Despite Vittorino's moving into the center, the property still remains largely empty alongside Food City. Next to the Dollar Tree, constructed in September 2012, three vacant retail units remain unoccupied side by side.

Phillips said there are many variables retailers take into account before they commit to a location.

"All retailers are going to look at two things essentially," Phillips said. "You know, population density or really housing density within a five, 10 mile radius or less — I mean a 3-5 mile radius, and then looking at traffic counts. And when they're looking at the housing, they're going to look at the income levels, persons per household. ... Companies are just being a little more cautious entering into new markets."

Next to the relocated Food City, Loudon Plaza Shopping Center owner David Garfunkel & Company has had similar problems leasing the available units.

But Joseph Goldstein, senior vice president of the Savannah, Ga.-based company, said he was "in talks with two major retailers to subdivide" and backfill the former Food City building. He was hopeful an announcement could be made by the first quarter of 2014.

In an effort to make the property look better and stop truck drivers from parking there at night, Goldstein said the parking lot was cleaned last week.

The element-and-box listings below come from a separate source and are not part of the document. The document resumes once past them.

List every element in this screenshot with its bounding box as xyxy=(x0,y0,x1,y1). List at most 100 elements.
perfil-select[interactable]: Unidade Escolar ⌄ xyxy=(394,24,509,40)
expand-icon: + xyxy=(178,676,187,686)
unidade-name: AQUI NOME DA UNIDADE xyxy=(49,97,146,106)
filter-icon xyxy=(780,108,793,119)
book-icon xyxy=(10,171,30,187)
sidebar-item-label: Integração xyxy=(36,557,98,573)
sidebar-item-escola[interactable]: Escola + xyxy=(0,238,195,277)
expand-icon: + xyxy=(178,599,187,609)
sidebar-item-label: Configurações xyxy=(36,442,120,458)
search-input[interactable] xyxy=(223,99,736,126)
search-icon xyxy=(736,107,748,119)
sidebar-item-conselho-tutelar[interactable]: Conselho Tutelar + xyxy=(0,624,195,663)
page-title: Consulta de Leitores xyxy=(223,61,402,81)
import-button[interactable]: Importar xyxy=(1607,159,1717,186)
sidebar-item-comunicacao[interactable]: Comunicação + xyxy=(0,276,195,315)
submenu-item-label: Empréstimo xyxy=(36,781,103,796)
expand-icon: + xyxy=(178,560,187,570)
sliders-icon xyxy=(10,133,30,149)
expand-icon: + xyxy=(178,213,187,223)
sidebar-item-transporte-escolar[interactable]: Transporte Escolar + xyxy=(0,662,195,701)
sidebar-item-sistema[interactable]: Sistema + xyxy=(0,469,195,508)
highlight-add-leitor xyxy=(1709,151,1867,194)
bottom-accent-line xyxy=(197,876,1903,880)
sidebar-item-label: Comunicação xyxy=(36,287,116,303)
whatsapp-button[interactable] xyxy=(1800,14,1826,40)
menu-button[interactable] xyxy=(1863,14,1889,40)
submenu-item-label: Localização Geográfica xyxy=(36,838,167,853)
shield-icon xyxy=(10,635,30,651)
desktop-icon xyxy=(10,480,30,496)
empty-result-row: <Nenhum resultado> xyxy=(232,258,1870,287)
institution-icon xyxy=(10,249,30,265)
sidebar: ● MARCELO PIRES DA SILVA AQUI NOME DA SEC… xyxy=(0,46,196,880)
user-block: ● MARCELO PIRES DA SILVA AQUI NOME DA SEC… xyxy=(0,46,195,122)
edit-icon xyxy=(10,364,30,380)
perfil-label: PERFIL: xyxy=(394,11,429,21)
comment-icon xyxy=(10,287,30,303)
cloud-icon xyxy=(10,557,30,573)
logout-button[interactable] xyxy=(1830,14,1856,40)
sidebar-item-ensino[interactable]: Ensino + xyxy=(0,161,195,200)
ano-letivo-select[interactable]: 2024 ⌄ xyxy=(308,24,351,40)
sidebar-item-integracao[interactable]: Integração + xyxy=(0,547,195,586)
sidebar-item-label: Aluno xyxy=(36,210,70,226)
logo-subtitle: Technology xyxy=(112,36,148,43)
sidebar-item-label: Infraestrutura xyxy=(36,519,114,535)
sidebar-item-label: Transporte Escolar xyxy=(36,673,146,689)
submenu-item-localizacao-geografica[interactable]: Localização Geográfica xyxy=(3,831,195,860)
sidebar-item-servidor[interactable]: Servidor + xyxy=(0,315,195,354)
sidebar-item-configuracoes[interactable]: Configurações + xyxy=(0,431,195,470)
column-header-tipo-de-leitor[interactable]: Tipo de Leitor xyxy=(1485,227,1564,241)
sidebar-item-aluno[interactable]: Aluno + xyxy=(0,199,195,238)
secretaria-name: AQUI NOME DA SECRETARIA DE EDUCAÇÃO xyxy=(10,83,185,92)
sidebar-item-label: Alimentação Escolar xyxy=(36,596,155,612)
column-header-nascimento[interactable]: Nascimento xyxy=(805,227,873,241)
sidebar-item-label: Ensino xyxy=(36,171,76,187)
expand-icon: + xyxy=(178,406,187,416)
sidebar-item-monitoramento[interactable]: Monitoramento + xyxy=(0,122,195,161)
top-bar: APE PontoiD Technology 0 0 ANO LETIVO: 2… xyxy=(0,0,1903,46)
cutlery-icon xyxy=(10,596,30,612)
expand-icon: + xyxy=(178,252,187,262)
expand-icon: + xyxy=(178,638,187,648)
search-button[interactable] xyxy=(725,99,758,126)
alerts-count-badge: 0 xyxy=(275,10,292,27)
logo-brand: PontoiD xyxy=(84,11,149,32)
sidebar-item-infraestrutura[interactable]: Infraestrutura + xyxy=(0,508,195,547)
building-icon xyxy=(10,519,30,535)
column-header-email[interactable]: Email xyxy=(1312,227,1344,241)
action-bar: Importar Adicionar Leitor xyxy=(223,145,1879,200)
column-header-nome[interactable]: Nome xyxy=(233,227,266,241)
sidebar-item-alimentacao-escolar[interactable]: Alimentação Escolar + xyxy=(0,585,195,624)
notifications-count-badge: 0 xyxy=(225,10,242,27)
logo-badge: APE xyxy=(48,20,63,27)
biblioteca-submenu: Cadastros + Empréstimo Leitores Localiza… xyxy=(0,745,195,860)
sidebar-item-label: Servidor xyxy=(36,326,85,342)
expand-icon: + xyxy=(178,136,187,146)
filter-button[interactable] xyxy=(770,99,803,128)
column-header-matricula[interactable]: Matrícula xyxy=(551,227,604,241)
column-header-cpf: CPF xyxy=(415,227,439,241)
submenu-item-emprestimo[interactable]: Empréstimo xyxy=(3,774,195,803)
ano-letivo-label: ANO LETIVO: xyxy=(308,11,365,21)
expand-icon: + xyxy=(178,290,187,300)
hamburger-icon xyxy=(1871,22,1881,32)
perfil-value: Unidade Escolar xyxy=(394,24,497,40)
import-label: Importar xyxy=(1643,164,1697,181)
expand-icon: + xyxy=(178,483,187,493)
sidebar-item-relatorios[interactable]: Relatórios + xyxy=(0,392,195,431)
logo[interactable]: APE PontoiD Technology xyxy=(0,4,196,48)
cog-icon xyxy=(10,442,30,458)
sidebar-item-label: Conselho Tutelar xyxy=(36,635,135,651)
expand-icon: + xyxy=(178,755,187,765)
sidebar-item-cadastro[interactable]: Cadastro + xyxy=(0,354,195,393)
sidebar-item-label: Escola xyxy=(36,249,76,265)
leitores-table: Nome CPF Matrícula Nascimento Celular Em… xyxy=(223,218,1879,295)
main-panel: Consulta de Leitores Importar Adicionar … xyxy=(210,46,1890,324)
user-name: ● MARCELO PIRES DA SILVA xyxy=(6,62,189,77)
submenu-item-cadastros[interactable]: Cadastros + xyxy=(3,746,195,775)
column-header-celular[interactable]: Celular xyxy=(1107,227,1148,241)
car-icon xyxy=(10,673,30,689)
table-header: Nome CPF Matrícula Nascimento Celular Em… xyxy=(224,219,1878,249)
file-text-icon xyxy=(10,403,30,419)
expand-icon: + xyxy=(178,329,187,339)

"We just resealed and restriped and repaired the parking lot, and we're going to be upgrading the center to hopefully the aesthetics of the south center as well," he said. "We had a tremendous amount of trucks parking in there overnight illegally, and they tore up my parking lot in a terrible way. So, we've gone in and put signs up and have repaved and resealed."

The Market at Town Creek in Lenoir City, also owned by Goldstein's company, has made some progress. Suite 202 was recently leased to 1st Franklin Financial, he said. The 1,540-square-foot unit can be found adjacent to the shopping center's Food City. The property has Pizza Hut, Food City, Premier Salon, AT&T, Fusion Tanning and Bojangle's. Five Guys restaurant, once located in Suite 301, closed last year.

David Garfunkel & Company is in discussions with "several major retailers" about the 20 unoccupied acres it owns, but Goldstein could not give any details. He did say they were all "major or regional tenants."

"We've got meetings scheduled at a real estate conference in Atlanta later this month to discuss further, but we hope to have some plans to reveal at sometime by the first quarter of next year," Goldstein said.